Lauren Mayberry

LAUREN MAYBERRY

Lauren Mayberry still remembers what it felt like to sit alone in her teenage bedroom, headphones on, listening to artists like Tori Amos and Fiona Apple as if it was some kind of private spiritual practice. At 15, she was already playing in bands, and although there was plenty of music she and her male bandmates could agree on, she knew from experience that they would just tease her if she tried to get them into Tori or Fiona or PJ Harvey or Kathleen Hanna. She says, “It was a lot of confessional female singer-songwriters, and I thought of them like, ‘These are my friends who live in my headphones.’”

Ahead of last year’s 10th anniversary of Chvrches’ groundbreaking debut album, The Bones of What You Believe, Mayberry felt reflective in a way she hadn’t anticipated. Looking back at all of the incredible moments of personal evolution and musical growth during these years with the band, she realized that she still had a creative wall she needed to push through. Much like the artists who only lived in her headphones as a teenager, there was a part of her own artistry she had locked away. She says, “There’s things I’ve never been comfortable performing or sharing with a band of men, for various reasons, even if they’re very nice men.” With her new solo work, Mayberry has been able to write about sexuality and empowerment from a profoundly personal perspective, for the very first time.

As she got into the mindset of finally making something truly her own, Mayberry’s mood board culled a wide array of inspiration, including “things like Cabaret and Chicago that feel very physical,” but she says, “they’re still quite dark, and there’s a subversiveness to that.” She reconnected with the influence of 90s British girl groups like All Saints and Sugababes, as well as artists she fell for during her university days such as Fiona and Jenny Lewis and Sleater-Kinney. “Those are artists I love, who are very formative to how I think about music and approach music,” Mayberry says, “but I’ve never been in a band that referenced any of them cause it just wasn’t that kind of universe.”

Mayberry says she felt a bit apprehensive at the beginning of the process, worried she might not have enough material, but a well-timed pep talk from her friend Matthew Koma (her main collaborator on the album) reminded her that she had a whole reserve of lyrics and ideas she’d been collecting for years. Once she got into the studio, whether with Koma or songwriter Tobias Jesso, Jr. (who co-wrote the unadorned piano ballad “Are You Awake?”), or producers Ethan Gruska and Greg Kurstin, the ideas were abundant.

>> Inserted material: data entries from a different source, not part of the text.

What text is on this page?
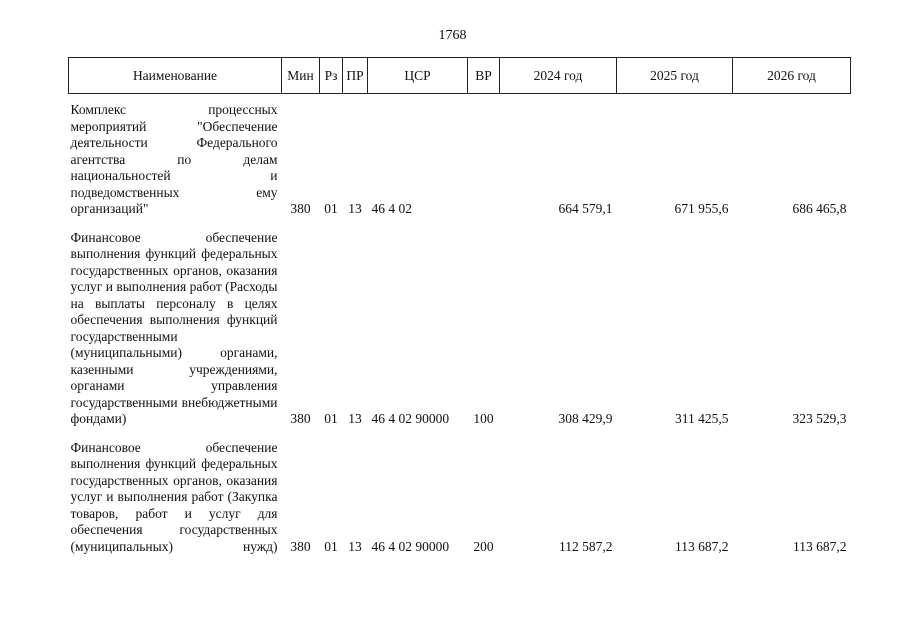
1768
Наименование	Мин	Рз	ПР	ЦСР	ВР	2024 год	2025 год	2026 год
Комплекс процессных мероприятий "Обеспечение деятельности Федерального агентства по делам национальностей и подведомственных ему организаций"	380	01	13	46 4 02		664 579,1	671 955,6	686 465,8
Финансовое обеспечение выполнения функций федеральных государственных органов, оказания услуг и выполнения работ (Расходы на выплаты персоналу в целях обеспечения выполнения функций государственными (муниципальными) органами, казенными учреждениями, органами управления государственными внебюджетными фондами)	380	01	13	46 4 02 90000	100	308 429,9	311 425,5	323 529,3
Финансовое обеспечение выполнения функций федеральных государственных органов, оказания услуг и выполнения работ (Закупка товаров, работ и услуг для обеспечения государственных (муниципальных) нужд)	380	01	13	46 4 02 90000	200	112 587,2	113 687,2	113 687,2
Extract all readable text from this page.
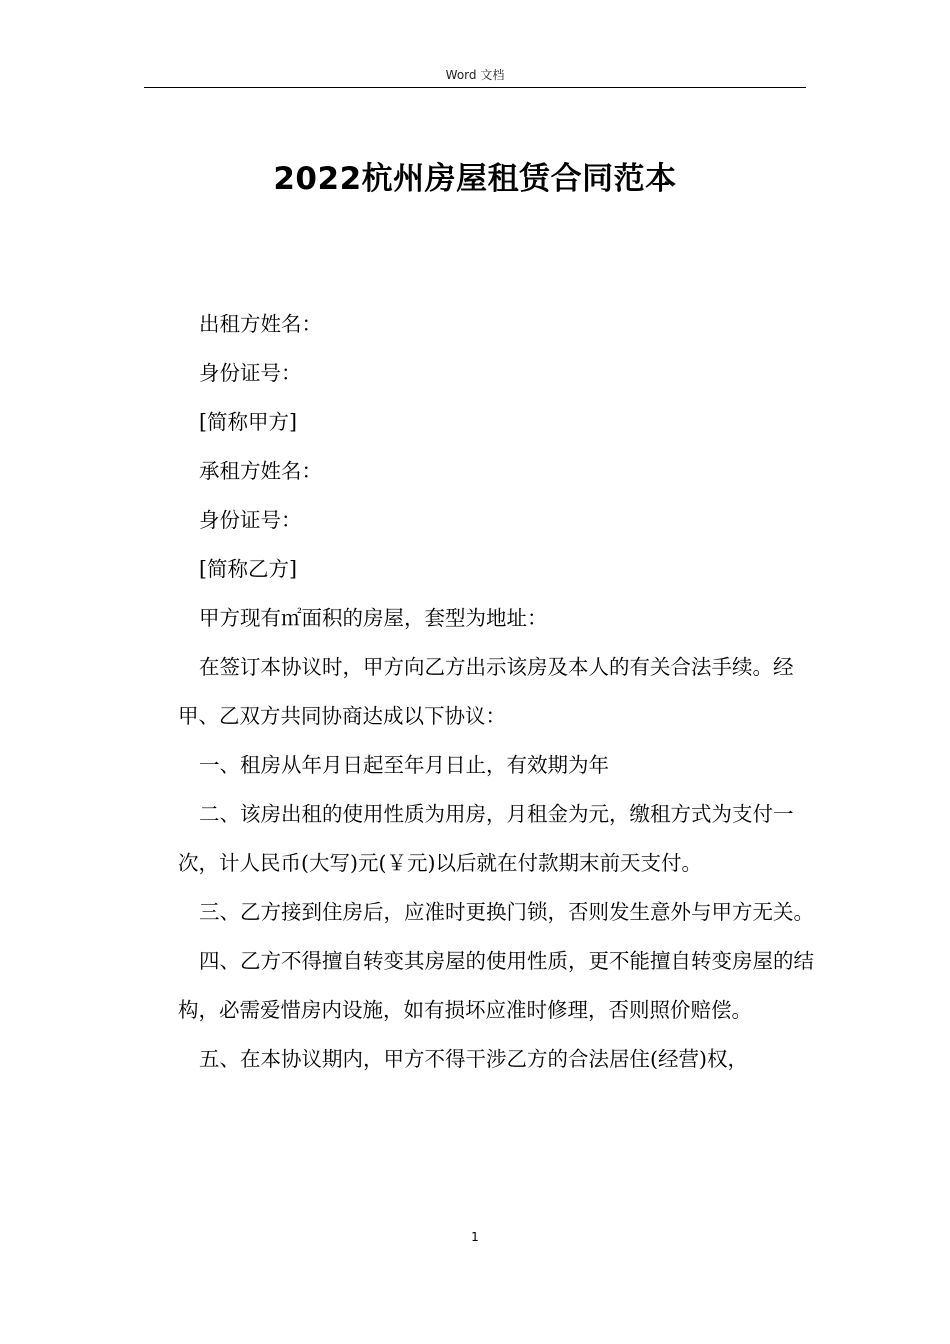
Word 文档
2022杭州房屋租赁合同范本

出租方姓名：

身份证号：

[简称甲方]

承租方姓名：

身份证号：

[简称乙方]

甲方现有㎡面积的房屋，套型为地址：

在签订本协议时，甲方向乙方出示该房及本人的有关合法手续。经甲、乙双方共同协商达成以下协议：

一、租房从年月日起至年月日止，有效期为年

二、该房出租的使用性质为用房，月租金为元，缴租方式为支付一次，计人民币(大写)元(￥元)以后就在付款期末前天支付。

三、乙方接到住房后，应准时更换门锁，否则发生意外与甲方无关。

四、乙方不得擅自转变其房屋的使用性质，更不能擅自转变房屋的结构，必需爱惜房内设施，如有损坏应准时修理，否则照价赔偿。

五、在本协议期内，甲方不得干涉乙方的合法居住(经营)权，

1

At their first session together, Mayberry and Koma came up with a handful of songs, including the defiant, leftfield pop masterpiece “Shame,” co-written with Koma and Caroline Pennell – a song reminiscent of Love. Angel. Music. Baby.-era Gwen Stefani that Mayberry says helped to concretize her vision for the new era, and how it would allow her to explore themes and styles that hadn’t felt quite right for Chvrches. “I had the idea for a while of a song that had the tagline of “what a shame”, but in a sarcastic way,” Mayberry says. “And the word “shame” having a double meaning – the shame you feel and internalize, but what a shame you feel like that and can’t change it.”

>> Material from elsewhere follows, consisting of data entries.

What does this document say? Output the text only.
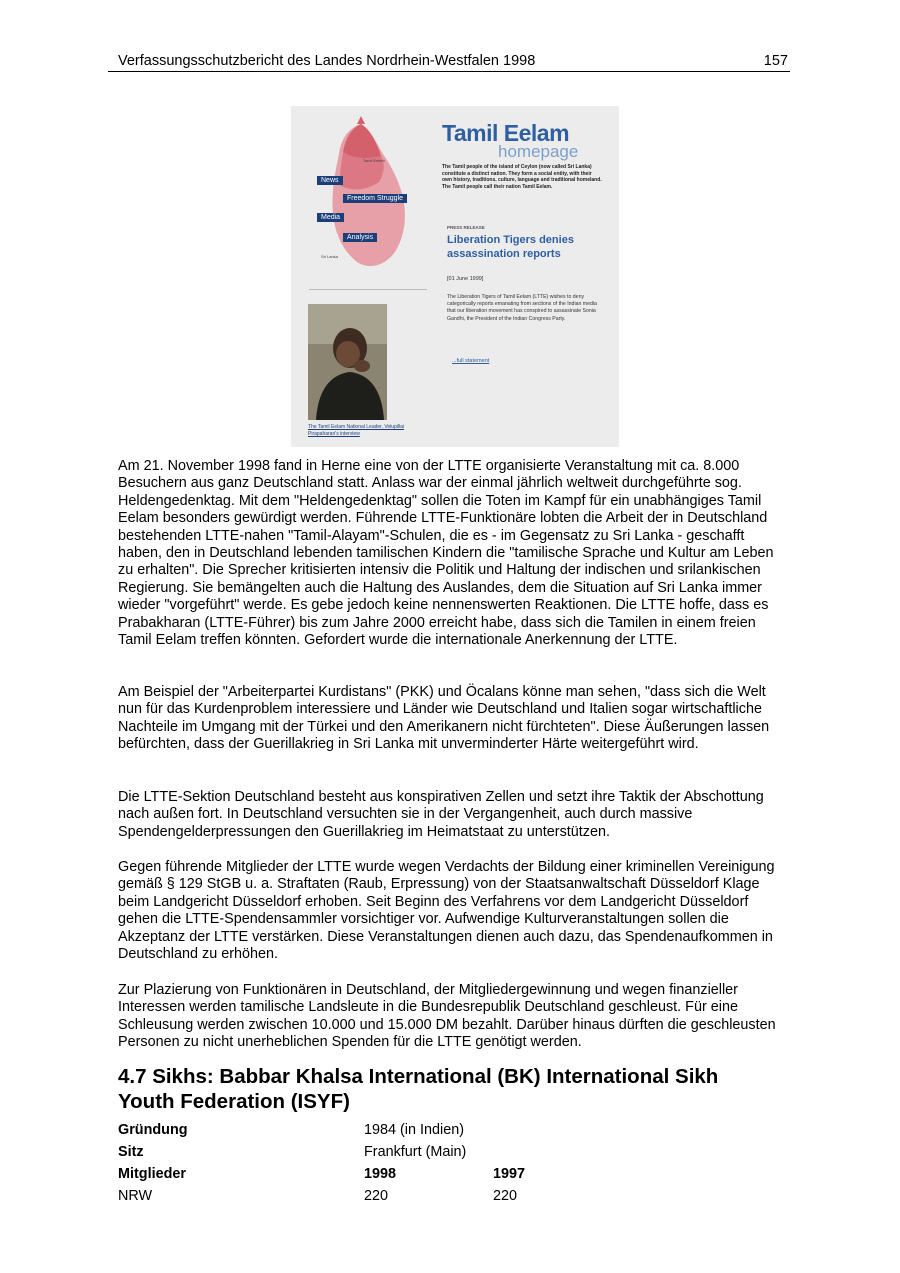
Verfassungsschutzbericht des Landes Nordrhein-Westfalen 1998	157
Tamil Eelam
Sri Lanka
News
Freedom Struggle
Media
Analysis
The Tamil Eelam National Leader, Velupillai Pirapaharan's interview
Tamil Eelam
homepage
The Tamil people of the island of Ceylon (now called Sri Lanka) constitute a distinct nation. They form a social entity, with their own history, traditions, culture, language and traditional homeland. The Tamil people call their nation Tamil Eelam.
PRESS RELEASE
Liberation Tigers denies assassination reports
[01 June 1999]
The Liberation Tigers of Tamil Eelam (LTTE) wishes to deny categorically reports emanating from sections of the Indian media that our liberation movement has conspired to assassinate Sonia Gandhi, the President of the Indian Congress Party.
...full statement

Am 21. November 1998 fand in Herne eine von der LTTE organisierte Veranstaltung mit ca. 8.000 Besuchern aus ganz Deutschland statt. Anlass war der einmal jährlich weltweit durchgeführte sog. Heldengedenktag. Mit dem "Heldengedenktag" sollen die Toten im Kampf für ein unabhängiges Tamil Eelam besonders gewürdigt werden. Führende LTTE-Funktionäre lobten die Arbeit der in Deutschland bestehenden LTTE-nahen "Tamil-Alayam"-Schulen, die es - im Gegensatz zu Sri Lanka - geschafft haben, den in Deutschland lebenden tamilischen Kindern die "tamilische Sprache und Kultur am Leben zu erhalten". Die Sprecher kritisierten intensiv die Politik und Haltung der indischen und srilankischen Regierung. Sie bemängelten auch die Haltung des Auslandes, dem die Situation auf Sri Lanka immer wieder "vorgeführt" werde. Es gebe jedoch keine nennenswerten Reaktionen. Die LTTE hoffe, dass es Prabakharan (LTTE-Führer) bis zum Jahre 2000 erreicht habe, dass sich die Tamilen in einem freien Tamil Eelam treffen könnten. Gefordert wurde die internationale Anerkennung der LTTE.

Am Beispiel der "Arbeiterpartei Kurdistans" (PKK) und Öcalans könne man sehen, "dass sich die Welt nun für das Kurdenproblem interessiere und Länder wie Deutschland und Italien sogar wirtschaftliche Nachteile im Umgang mit der Türkei und den Amerikanern nicht fürchteten". Diese Äußerungen lassen befürchten, dass der Guerillakrieg in Sri Lanka mit unverminderter Härte weitergeführt wird.

Die LTTE-Sektion Deutschland besteht aus konspirativen Zellen und setzt ihre Taktik der Abschottung nach außen fort. In Deutschland versuchten sie in der Vergangenheit, auch durch massive Spendengelderpressungen den Guerillakrieg im Heimatstaat zu unterstützen.

Gegen führende Mitglieder der LTTE wurde wegen Verdachts der Bildung einer kriminellen Vereinigung gemäß § 129 StGB u. a. Straftaten (Raub, Erpressung) von der Staatsanwaltschaft Düsseldorf Klage beim Landgericht Düsseldorf erhoben. Seit Beginn des Verfahrens vor dem Landgericht Düsseldorf gehen die LTTE-Spendensammler vorsichtiger vor. Aufwendige Kulturveranstaltungen sollen die Akzeptanz der LTTE verstärken. Diese Veranstaltungen dienen auch dazu, das Spendenaufkommen in Deutschland zu erhöhen.

Zur Plazierung von Funktionären in Deutschland, der Mitgliedergewinnung und wegen finanzieller Interessen werden tamilische Landsleute in die Bundesrepublik Deutschland geschleust. Für eine Schleusung werden zwischen 10.000 und 15.000 DM bezahlt. Darüber hinaus dürften die geschleusten Personen zu nicht unerheblichen Spenden für die LTTE genötigt werden.

4.7 Sikhs: Babbar Khalsa International (BK) International Sikh Youth Federation (ISYF)
Gründung	1984 (in Indien)
Sitz	Frankfurt (Main)
Mitglieder	1998	1997
NRW	220	220
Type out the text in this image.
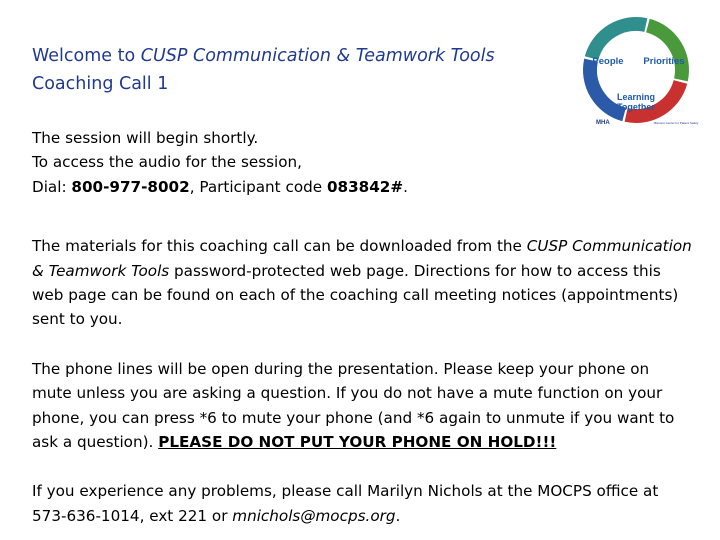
Welcome to CUSP Communication & Teamwork Tools
Coaching Call 1
People Priorities
Learning
Together
MHA	Missouri Center for Patient Safety

The session will begin shortly.
To access the audio for the session,
Dial: 800-977-8002, Participant code 083842#.

The materials for this coaching call can be downloaded from the CUSP Communication & Teamwork Tools password-protected web page. Directions for how to access this web page can be found on each of the coaching call meeting notices (appointments) sent to you.

The phone lines will be open during the presentation. Please keep your phone on mute unless you are asking a question. If you do not have a mute function on your phone, you can press *6 to mute your phone (and *6 again to unmute if you want to ask a question). PLEASE DO NOT PUT YOUR PHONE ON HOLD!!!

If you experience any problems, please call Marilyn Nichols at the MOCPS office at 573-636-1014, ext 221 or mnichols@mocps.org.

New single “Change Shapes” expands upon the themes of how traditional gender roles have impacted her life and career. “I feel like I perform to the general public but also play a character inside the internal experience, because there is so much negotiation involved in my existence there,” says Mayberry. “How do I keep people happy enough that they’ll let me do the creative work that I want to? I feel quite fake and hypocritical sometimes because so much of the narrative around the band is “feminist”, but my experience inside of it hasn’t been a lot of the time. I feel like I did all this work to make things function but when you DO adapt yourself in that way, it’s seen as manipulative, in order to get what you want.”

Mayberry’s remarkable debut shows – during US and European solo tours last fall – gave her a chance to experiment with different ways to occupy the stage, to shift preconceived notions in the audience and in herself. “So much of the band era has been people talking about my gender and my body, and that can feel really dissociative, because I’m not really involved in that conversation,” she explains. “And so I would try to forget that I have a body. But when I think about artists I love like Kate Bush, or PJ Harvey or Gwen Stefani, their body was such an important part of the performance and the work that you can look up a picture of them at any point in their career and know exactly what record it’s from. When I was thinking about my solo shows, I knew I wanted to find a better way to connect with that, because I can’t not have a body. Whether it’s through subtle choreography or dressing however I want to dress – whether it’s hyper feminine or androgynous – I can do it and not be worried about what people are gonna say.”

In discovering who she is as a solo artist, Mayberry has accessed a new world of inspiration, and a deep well of creativity she’s had within her all along. “This whole process has been quite liberating,” she says. “I feel much more connected to my whole self. It’s very exciting.”